|M.Sc Student||Givoli Ofer|
|Subject||Zero-Shot Semantic Parsing for Instructions|
|Department||Department of Computer Science||Supervisor||ASSOCIATE PROF. Roi Reichart|
|Full Thesis text|
In this work we introduce a novel task: training a parser that can parse instructions into compositional logical forms, in domains that were not seen during training. Formally, our task assumes a set of source domains, each corresponding to a toy application (e.g. a calendar or a file manager). Our goal is to train a semantic parser, using examples from the source domains, such that it could parse instructions from a different domain using nothing but the definition of the domain. We are motivated by the long-term goal of allowing developers to enable a natural language user interface for their software with minimal overhead.
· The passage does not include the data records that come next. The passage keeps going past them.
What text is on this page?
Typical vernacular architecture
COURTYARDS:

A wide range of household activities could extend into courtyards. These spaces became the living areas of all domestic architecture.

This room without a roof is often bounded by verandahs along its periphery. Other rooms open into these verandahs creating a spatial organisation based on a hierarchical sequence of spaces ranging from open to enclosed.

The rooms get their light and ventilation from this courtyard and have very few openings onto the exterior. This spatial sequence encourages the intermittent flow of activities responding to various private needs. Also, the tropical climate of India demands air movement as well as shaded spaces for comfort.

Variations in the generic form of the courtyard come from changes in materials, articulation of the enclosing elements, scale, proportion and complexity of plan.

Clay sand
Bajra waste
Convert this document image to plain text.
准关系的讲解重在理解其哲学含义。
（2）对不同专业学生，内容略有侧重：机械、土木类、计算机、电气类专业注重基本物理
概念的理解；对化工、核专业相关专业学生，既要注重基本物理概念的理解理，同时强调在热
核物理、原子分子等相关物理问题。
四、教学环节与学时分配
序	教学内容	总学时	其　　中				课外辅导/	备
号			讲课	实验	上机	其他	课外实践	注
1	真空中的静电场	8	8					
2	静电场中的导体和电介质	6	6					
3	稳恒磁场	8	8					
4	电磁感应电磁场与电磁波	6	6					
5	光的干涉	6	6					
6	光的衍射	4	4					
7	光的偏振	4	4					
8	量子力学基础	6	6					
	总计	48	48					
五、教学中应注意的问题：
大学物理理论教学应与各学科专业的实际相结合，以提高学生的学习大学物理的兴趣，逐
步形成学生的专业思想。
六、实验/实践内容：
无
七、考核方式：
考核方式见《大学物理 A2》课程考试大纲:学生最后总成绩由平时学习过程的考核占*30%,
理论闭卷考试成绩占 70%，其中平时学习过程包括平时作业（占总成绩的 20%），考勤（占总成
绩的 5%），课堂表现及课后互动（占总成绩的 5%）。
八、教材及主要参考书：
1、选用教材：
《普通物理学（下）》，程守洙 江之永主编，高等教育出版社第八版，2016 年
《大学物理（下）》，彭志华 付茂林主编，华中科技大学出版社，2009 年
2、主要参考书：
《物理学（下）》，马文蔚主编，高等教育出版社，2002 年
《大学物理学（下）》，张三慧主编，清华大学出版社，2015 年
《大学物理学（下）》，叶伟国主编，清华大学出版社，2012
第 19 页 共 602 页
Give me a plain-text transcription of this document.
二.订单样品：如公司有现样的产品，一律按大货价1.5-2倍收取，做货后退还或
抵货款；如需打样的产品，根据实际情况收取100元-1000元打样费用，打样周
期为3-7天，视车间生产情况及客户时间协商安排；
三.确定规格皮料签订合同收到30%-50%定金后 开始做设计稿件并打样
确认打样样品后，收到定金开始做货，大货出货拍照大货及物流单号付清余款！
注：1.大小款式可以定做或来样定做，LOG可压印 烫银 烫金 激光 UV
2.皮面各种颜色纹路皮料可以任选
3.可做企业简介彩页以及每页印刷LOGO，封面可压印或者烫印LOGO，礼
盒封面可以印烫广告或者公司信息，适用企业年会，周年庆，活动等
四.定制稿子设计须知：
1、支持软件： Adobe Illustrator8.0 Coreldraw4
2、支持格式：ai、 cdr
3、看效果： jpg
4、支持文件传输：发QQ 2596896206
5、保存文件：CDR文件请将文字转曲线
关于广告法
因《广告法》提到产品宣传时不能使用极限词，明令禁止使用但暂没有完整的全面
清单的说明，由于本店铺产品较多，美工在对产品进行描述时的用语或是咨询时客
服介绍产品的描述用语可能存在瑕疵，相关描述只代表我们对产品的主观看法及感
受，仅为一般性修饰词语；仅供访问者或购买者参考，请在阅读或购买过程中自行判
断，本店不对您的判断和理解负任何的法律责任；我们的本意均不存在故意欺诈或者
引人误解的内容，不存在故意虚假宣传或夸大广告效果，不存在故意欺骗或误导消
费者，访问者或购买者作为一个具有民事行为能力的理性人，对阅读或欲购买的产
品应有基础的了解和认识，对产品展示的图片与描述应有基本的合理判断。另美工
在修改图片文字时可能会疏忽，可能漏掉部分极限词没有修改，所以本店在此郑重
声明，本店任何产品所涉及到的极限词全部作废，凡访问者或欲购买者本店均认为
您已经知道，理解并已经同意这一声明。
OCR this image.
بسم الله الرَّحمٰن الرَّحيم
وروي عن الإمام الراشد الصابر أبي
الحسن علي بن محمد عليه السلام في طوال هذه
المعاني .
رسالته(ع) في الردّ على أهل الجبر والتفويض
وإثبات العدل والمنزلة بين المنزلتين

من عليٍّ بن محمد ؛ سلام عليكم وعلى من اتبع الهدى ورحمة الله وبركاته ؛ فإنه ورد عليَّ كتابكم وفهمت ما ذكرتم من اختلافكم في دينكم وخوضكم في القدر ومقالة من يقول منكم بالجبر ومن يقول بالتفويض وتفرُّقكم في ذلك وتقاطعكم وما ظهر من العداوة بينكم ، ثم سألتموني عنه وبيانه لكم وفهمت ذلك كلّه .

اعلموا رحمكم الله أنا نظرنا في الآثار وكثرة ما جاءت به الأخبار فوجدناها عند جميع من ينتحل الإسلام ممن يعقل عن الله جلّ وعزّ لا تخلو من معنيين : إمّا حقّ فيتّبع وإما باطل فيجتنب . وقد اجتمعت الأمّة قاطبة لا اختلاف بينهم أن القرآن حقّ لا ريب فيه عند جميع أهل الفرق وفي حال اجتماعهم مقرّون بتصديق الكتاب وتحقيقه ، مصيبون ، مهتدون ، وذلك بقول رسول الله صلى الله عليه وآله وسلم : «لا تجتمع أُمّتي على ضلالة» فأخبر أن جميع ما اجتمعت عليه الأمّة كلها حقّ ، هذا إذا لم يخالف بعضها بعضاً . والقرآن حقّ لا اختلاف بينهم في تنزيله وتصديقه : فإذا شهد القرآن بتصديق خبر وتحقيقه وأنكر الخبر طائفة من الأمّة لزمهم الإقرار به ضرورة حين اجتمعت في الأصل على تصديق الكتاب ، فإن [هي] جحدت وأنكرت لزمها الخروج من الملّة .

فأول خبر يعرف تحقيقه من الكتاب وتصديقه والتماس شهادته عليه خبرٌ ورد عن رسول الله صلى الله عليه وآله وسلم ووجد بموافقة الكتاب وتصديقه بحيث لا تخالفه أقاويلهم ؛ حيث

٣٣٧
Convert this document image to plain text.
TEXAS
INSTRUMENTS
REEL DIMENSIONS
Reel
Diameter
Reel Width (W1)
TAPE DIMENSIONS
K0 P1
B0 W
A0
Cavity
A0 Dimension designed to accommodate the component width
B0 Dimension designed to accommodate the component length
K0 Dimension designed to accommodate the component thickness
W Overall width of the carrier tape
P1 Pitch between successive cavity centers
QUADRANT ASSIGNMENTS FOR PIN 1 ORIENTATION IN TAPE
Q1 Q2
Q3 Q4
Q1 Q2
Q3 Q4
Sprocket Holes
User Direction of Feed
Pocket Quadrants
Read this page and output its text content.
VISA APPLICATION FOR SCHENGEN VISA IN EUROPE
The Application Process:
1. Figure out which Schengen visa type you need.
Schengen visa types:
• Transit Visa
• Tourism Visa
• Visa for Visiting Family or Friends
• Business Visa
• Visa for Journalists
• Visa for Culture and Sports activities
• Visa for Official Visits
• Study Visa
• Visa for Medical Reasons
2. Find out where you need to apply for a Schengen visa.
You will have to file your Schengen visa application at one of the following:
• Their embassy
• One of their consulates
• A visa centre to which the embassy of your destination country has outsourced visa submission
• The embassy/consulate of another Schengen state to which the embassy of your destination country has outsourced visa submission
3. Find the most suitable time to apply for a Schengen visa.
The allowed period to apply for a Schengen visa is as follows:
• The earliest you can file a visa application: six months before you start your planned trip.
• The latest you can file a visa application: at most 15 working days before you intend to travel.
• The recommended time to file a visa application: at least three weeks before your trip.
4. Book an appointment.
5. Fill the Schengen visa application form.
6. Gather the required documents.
In our task, the annotation of the training examples does not include logical forms for the instructions. The task requires learning from weak supervision: the desired state of the application. We created a new dataset of instructions with 1,390 examples from 7 domains. Each example in the dataset is a triplet consisting of (a) the application's initial state, (b) an instruction, to be carried out in the context of that state and (c) the state of the application after carrying out the instruction.
Our model is an extension of the parser introduced by Pasupat and Liang (2015) which was originally designed for question answering. Additional features are extracted based on description phrases that are provided for the interface methods. Also, the provided application logic is used during inference in order to dismiss some of the incorrect candidate logical forms.
We also experimented with two new training methods for this task, tailored to our zero-shot setup. The first training method is a new version of the AdaGrad algorithm which we call Conditional Weight Updates (CWU). In this training method the unconditional weight update step of AdaGrad is replaced with a partial update that depends on encountering examples from multiple domains for which the update is useful. This method did not outperform AdaGrad, which was used for the original parser.
The second training method is based on separating the training process into two steps. In the first step, weights are learned by AdaGrad using examples from a subset of the source domains. In the second step AdaGrad is used again, starting from the weights learned in the first step; and training only on examples from the source domains that were not used for the first step. This training algorithm outperformed AdaGrad.
We hope this work will inspire readers to use our framework to collect a larger dataset and experiment with more models. Our framework is designed to allow integration with existing Java applications with minimal effort, making it easy to define new domains and collect annotated data.